1. Reformpäpste & Dictatus papae


Papst I
In diesem Beitrag widmen wir uns einmal dem Papst und dem päpstlichen Machtanspruch im Hoch- und Spätmittelalter.

Im 11. Jahrhundert gab es innerhalb der röm. kath. Kirche einige Reformen, die von den sogenannten "Reformpäpsten" ins Leben gerufen wurden. Ihnen ging es besonders darum,
- Missstände in der Kirche auszubessern
- die Unabhängigkeit der Kirche von der weltl. Macht (König/ Kaiser) zu betonen
- die Vorrangstellung des Papstes (gegenüber der weltl. Macht) zu sichern

Dieser Machtanspruch wurde 1075 von Papst Gregor VII im Dictatus Papae festgehalten. Darin betont er außerdem, dass er (bzw. der Pontifex) unfehlbar sei und dass er das Recht habe, Kaiser abzusetzen.

1.1. Zwei-Schwerter-Lehre


Zwei-Schwerter-Lehre
Nach der Zwei-Schwerter-Lehre gibt es zwei Schwerter auf der Erde (Die Schwerter stehen stellvertretend für die Macht):
Das weltliche Schwert und
Das geistliche Schwert

Beide Schwerter werden von Gott vergeben.

Es gibt zwei Interpretationsansätze:
1. Gott gibt beide Schwerter an den Papst, der sein Stellvertreter auf Erden ist.
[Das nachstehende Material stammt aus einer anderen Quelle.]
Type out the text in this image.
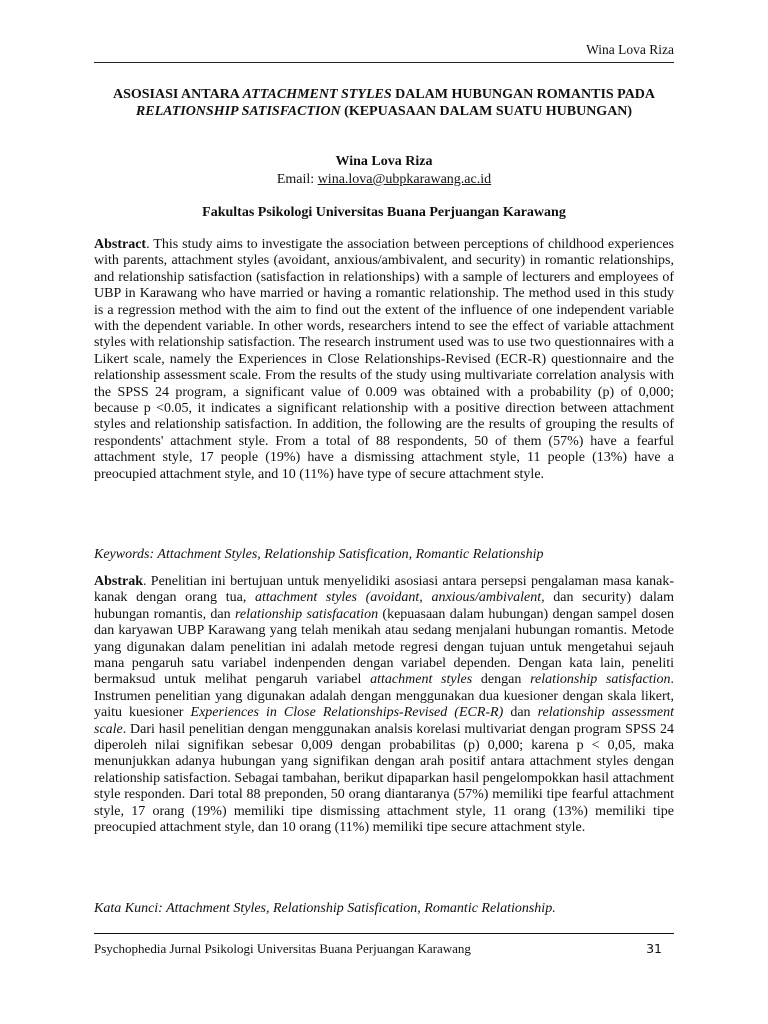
Wina Lova Riza
ASOSIASI ANTARA ATTACHMENT STYLES DALAM HUBUNGAN ROMANTIS PADA RELATIONSHIP SATISFACTION (KEPUASAAN DALAM SUATU HUBUNGAN)
Wina Lova Riza
Email: wina.lova@ubpkarawang.ac.id
Fakultas Psikologi Universitas Buana Perjuangan Karawang
Abstract. This study aims to investigate the association between perceptions of childhood experiences with parents, attachment styles (avoidant, anxious/ambivalent, and security) in romantic relationships, and relationship satisfaction (satisfaction in relationships) with a sample of lecturers and employees of UBP in Karawang who have married or having a romantic relationship. The method used in this study is a regression method with the aim to find out the extent of the influence of one independent variable with the dependent variable. In other words, researchers intend to see the effect of variable attachment styles with relationship satisfaction. The research instrument used was to use two questionnaires with a Likert scale, namely the Experiences in Close Relationships-Revised (ECR-R) questionnaire and the relationship assessment scale. From the results of the study using multivariate correlation analysis with the SPSS 24 program, a significant value of 0.009 was obtained with a probability (p) of 0,000; because p <0.05, it indicates a significant relationship with a positive direction between attachment styles and relationship satisfaction. In addition, the following are the results of grouping the results of respondents' attachment style. From a total of 88 respondents, 50 of them (57%) have a fearful attachment style, 17 people (19%) have a dismissing attachment style, 11 people (13%) have a preocupied attachment style, and 10 (11%) have type of secure attachment style.
Keywords: Attachment Styles, Relationship Satisfication, Romantic Relationship
Abstrak. Penelitian ini bertujuan untuk menyelidiki asosiasi antara persepsi pengalaman masa kanak-kanak dengan orang tua, attachment styles (avoidant, anxious/ambivalent, dan security) dalam hubungan romantis, dan relationship satisfacation (kepuasaan dalam hubungan) dengan sampel dosen dan karyawan UBP Karawang yang telah menikah atau sedang menjalani hubungan romantis. Metode yang digunakan dalam penelitian ini adalah metode regresi dengan tujuan untuk mengetahui sejauh mana pengaruh satu variabel indenpenden dengan variabel dependen. Dengan kata lain, peneliti bermaksud untuk melihat pengaruh variabel attachment styles dengan relationship satisfaction. Instrumen penelitian yang digunakan adalah dengan menggunakan dua kuesioner dengan skala likert, yaitu kuesioner Experiences in Close Relationships-Revised (ECR-R) dan relationship assessment scale. Dari hasil penelitian dengan menggunakan analsis korelasi multivariat dengan program SPSS 24 diperoleh nilai signifikan sebesar 0,009 dengan probabilitas (p) 0,000; karena p < 0,05, maka menunjukkan adanya hubungan yang signifikan dengan arah positif antara attachment styles dengan relationship satisfaction. Sebagai tambahan, berikut dipaparkan hasil pengelompokkan hasil attachment style responden. Dari total 88 preponden, 50 orang diantaranya (57%) memiliki tipe fearful attachment style, 17 orang (19%) memiliki tipe dismissing attachment style, 11 orang (13%) memiliki tipe preocupied attachment style, dan 10 orang (11%) memiliki tipe secure attachment style.
Kata Kunci: Attachment Styles, Relationship Satisfication, Romantic Relationship.
Psychophedia Jurnal Psikologi Universitas Buana Perjuangan Karawang	31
Der Papst hat somit die Macht, den König einzusetzen --> Der Papst ist dem König übergeordnet, hat mehr macht.

2. Gott gibt ein Schwert an den Papst und das andere an den König. Der König und der Papst sind gleichauf und haben beide gleich viel Macht, da beide DIREKT von Gott in ihr Amt eingesetzt wurden.

2. Investiturstreit & Wormser Konkordat

folgt!

3. folgt...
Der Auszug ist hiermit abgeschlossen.